Through my work as a data scientist, I frequently encounter all manner of dubious forecasting models, most of which, nevertheless, rely upon exceptionally sophisticated mathematics. How many of these so-called scientific models, I wondered, could even beat the predictions of superstitious astrology? It’s a question I became very curious to answer. But what, actually, is astrology?
In my new book, A Scheme of Heaven: Astrology and the Birth of Science, I set out to recast astrology as the ancient world’s most ambitious applied mathematics problem, a grand data-analysis enterprise sustained for centuries by some of history’s most brilliant minds from Ptolemy to al-Kindi to Kepler.
Just consider that for much of the last two thousand years, the word “mathematician” (mathematicus) simply meant an astrologer – there was no distinction....
Astrologers were the quants and data scientists of their day, and those of us who are enthusiastic about the promise of numerical data to unlock the secrets of ourselves and our world would do well simply to acknowledge that others have come this way before.

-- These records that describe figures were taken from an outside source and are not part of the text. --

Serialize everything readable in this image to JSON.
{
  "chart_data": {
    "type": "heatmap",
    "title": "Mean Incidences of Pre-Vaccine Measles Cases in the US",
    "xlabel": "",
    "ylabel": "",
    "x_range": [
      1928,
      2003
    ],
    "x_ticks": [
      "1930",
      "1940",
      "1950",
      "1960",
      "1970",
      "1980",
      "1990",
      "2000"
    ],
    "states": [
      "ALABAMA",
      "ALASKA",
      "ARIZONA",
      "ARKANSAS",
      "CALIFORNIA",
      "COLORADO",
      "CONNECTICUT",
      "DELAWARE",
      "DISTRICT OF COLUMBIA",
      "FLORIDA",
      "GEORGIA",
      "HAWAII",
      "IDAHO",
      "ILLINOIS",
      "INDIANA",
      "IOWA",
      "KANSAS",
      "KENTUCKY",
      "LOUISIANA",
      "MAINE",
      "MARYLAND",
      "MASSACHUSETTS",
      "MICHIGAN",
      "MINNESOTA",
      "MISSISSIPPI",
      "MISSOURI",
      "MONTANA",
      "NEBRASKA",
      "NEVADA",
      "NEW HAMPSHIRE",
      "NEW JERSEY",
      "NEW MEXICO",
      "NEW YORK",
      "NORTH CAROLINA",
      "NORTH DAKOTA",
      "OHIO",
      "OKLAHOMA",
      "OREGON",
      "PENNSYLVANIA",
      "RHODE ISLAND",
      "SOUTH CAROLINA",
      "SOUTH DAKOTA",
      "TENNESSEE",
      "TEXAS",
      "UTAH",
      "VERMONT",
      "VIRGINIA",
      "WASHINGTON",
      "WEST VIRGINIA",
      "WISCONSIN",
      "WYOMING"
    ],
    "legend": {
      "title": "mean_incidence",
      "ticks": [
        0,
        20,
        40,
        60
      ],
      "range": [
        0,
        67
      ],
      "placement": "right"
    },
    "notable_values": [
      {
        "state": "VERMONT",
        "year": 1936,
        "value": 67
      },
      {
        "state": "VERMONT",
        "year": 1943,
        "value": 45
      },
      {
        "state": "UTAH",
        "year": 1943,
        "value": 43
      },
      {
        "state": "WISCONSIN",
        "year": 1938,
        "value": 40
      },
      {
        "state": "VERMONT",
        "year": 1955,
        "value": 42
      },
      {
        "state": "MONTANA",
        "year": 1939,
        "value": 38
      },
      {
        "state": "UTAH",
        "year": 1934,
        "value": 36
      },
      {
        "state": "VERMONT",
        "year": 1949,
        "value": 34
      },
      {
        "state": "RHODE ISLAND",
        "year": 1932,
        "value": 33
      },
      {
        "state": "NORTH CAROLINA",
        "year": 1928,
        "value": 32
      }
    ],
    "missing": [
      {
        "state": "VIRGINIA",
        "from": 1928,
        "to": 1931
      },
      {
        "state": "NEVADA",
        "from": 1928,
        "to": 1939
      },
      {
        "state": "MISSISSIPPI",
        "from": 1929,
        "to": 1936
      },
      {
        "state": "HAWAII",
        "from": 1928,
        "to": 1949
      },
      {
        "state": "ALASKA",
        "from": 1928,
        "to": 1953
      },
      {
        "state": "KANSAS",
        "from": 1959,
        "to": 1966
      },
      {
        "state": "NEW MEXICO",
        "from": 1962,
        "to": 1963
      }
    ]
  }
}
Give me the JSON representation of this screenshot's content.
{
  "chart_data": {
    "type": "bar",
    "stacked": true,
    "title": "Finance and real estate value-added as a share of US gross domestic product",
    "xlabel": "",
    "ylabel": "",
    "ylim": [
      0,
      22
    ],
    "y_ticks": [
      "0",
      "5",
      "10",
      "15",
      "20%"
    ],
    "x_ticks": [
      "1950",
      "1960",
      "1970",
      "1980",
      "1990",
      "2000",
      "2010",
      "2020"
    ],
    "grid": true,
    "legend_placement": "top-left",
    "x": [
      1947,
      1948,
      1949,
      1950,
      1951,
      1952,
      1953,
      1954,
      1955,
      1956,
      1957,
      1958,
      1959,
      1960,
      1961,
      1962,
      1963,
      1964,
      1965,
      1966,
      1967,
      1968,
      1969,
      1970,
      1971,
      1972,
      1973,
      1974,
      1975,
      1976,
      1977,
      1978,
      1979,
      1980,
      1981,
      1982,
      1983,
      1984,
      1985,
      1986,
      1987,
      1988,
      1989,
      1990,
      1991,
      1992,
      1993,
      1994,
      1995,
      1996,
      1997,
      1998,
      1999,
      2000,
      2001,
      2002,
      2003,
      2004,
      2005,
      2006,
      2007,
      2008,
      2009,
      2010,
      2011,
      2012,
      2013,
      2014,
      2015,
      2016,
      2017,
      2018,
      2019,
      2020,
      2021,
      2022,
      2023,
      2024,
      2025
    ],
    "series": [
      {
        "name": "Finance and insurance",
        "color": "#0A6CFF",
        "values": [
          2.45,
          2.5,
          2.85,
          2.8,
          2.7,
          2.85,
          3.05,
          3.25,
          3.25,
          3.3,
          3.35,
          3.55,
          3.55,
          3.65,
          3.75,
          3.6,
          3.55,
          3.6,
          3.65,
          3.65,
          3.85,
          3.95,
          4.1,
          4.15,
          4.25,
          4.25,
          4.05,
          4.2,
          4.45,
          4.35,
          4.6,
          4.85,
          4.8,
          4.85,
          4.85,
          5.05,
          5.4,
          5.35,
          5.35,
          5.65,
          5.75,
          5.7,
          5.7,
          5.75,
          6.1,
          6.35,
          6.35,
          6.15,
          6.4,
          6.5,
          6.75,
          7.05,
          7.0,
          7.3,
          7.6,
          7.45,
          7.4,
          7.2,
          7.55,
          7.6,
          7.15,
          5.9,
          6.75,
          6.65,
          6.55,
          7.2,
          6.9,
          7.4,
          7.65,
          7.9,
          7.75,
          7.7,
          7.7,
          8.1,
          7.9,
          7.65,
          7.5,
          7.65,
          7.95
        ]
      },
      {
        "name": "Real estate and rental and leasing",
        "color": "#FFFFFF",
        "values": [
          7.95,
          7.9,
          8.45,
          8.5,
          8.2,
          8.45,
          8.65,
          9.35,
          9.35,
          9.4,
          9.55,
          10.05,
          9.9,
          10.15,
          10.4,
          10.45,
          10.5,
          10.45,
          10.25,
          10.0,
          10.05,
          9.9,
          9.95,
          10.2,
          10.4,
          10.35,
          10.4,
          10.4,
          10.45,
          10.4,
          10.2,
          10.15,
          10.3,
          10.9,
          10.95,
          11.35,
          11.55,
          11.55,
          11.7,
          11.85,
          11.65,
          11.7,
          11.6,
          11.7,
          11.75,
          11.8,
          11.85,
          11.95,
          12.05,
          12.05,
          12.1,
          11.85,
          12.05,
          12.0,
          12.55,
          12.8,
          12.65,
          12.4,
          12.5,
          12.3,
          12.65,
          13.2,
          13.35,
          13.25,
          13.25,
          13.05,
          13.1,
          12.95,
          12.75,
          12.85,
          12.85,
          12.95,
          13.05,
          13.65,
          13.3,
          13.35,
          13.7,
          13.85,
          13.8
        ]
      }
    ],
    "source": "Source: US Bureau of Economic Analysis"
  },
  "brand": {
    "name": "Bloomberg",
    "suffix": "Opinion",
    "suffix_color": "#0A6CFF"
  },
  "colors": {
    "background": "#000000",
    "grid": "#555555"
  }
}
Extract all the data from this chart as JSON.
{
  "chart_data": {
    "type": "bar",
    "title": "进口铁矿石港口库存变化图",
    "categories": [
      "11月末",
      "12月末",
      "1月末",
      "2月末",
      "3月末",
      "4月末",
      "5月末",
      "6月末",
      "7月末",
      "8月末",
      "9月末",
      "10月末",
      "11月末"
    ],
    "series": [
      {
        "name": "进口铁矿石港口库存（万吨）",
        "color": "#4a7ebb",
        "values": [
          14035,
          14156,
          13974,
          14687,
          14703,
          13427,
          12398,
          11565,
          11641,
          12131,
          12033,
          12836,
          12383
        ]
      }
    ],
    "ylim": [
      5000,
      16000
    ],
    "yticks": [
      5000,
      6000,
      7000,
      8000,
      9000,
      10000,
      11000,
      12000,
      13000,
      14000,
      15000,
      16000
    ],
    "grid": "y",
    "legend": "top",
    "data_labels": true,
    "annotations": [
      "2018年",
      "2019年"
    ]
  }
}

Whether you’re intrigued by astrology, repelled by it, or anywhere in between, I contend that astrology remains tremendously relevant as a challenge to what we think we know and why we think we know it. Regardless of whether astrology has distilled any truth or not, what seems clear to me is that it has bottled up a certain type of magic, one that has proven time and again its ability to get us to stop and think about our connections to the wider universe.